Briggs and Leroy attended basic training together, where they formed a friendship that both said has been beneficial to them throughout the tank maintainer training.
Leroy said watching Briggs complete tasks helped to make her more confident.
"I didn't know how to act or how to handle the stress of knowing that you're going to be picking up a 110-pound part, but watching her do it made me believe that I could do it," Leroy said.
Both Briggs and Leroy also said they were able to lean on Killsnight and Ramirez when times got tough.
"We've all become very close and we have a very good relationship," Briggs said. "We are very good at working together, and that has really helped us all because sometimes it takes a team of females to get on the tank and take care of it since you have heavy equipment and heavy stuff on the tank."
Army Staff Sgt. Jahi Foster, one of the 91A instructors, said Briggs' willpower was what set her apart from the rest of the class.

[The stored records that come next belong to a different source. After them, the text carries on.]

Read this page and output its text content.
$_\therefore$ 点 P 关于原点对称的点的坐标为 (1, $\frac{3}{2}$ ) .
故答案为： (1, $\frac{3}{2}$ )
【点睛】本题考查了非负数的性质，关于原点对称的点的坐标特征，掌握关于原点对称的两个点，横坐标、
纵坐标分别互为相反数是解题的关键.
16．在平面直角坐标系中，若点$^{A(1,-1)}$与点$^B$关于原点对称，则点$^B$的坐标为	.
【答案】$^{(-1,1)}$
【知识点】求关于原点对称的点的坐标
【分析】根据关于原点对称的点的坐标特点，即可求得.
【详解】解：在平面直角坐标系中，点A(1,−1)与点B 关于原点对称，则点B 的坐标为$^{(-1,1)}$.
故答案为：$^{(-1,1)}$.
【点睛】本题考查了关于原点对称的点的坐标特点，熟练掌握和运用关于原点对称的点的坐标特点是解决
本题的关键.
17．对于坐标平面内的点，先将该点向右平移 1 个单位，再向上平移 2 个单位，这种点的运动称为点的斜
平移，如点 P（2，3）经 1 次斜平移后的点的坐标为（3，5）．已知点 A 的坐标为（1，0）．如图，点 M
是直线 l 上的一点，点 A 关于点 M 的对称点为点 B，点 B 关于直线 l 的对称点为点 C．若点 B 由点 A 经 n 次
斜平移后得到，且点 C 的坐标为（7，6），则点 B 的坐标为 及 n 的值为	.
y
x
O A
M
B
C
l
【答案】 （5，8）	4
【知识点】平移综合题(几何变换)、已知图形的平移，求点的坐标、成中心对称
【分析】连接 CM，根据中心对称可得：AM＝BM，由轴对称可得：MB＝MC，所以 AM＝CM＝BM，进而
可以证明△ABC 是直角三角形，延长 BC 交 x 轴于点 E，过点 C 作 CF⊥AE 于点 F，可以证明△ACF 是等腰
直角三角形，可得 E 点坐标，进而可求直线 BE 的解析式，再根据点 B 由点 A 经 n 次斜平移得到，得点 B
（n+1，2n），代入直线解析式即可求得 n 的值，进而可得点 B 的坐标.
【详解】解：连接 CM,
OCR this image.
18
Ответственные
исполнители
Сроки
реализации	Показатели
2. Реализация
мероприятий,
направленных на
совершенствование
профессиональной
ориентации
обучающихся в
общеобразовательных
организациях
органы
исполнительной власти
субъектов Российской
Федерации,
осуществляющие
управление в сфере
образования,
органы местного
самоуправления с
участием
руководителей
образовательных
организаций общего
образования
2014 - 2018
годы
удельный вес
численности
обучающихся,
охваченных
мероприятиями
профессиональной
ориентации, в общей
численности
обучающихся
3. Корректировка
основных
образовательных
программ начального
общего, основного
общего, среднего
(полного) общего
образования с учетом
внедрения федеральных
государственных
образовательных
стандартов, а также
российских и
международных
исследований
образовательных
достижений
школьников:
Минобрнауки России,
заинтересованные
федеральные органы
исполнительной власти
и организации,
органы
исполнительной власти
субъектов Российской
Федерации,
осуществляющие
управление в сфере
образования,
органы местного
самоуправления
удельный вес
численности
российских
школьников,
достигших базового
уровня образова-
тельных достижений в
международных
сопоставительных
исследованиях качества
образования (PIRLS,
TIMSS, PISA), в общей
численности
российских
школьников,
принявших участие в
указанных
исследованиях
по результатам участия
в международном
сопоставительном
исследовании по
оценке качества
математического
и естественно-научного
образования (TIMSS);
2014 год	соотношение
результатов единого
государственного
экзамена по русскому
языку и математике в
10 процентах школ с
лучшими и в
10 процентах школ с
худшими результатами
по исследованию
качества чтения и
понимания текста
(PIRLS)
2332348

"She had a lot of self-motivation and she came in with the same attitude every day," Foster said. "A lot of the students have problems and they've been here for months dealing with things, but she always came out with the same hard-charging, ready-to-go attitude every day."
Briggs said she had no idea she was going to be the honor graduate until the class was put through an obstacle course.
"My sergeants were kind of helping to motivate me during it by saying things like, 'Come on, distinguished honor graduate,' so the whole company knew the same time I did," she said. "I had no idea."
With the course at an end, the four soldiers must now prepare for the responsibility of working on Abrams tanks in a real-world setting.
"It's a lot of responsibility to take in, but I'm pretty confident," Leroy said. "I know my material, and hopefully I'll be able to come back here and show more females that they can do this and give them someone to relate to."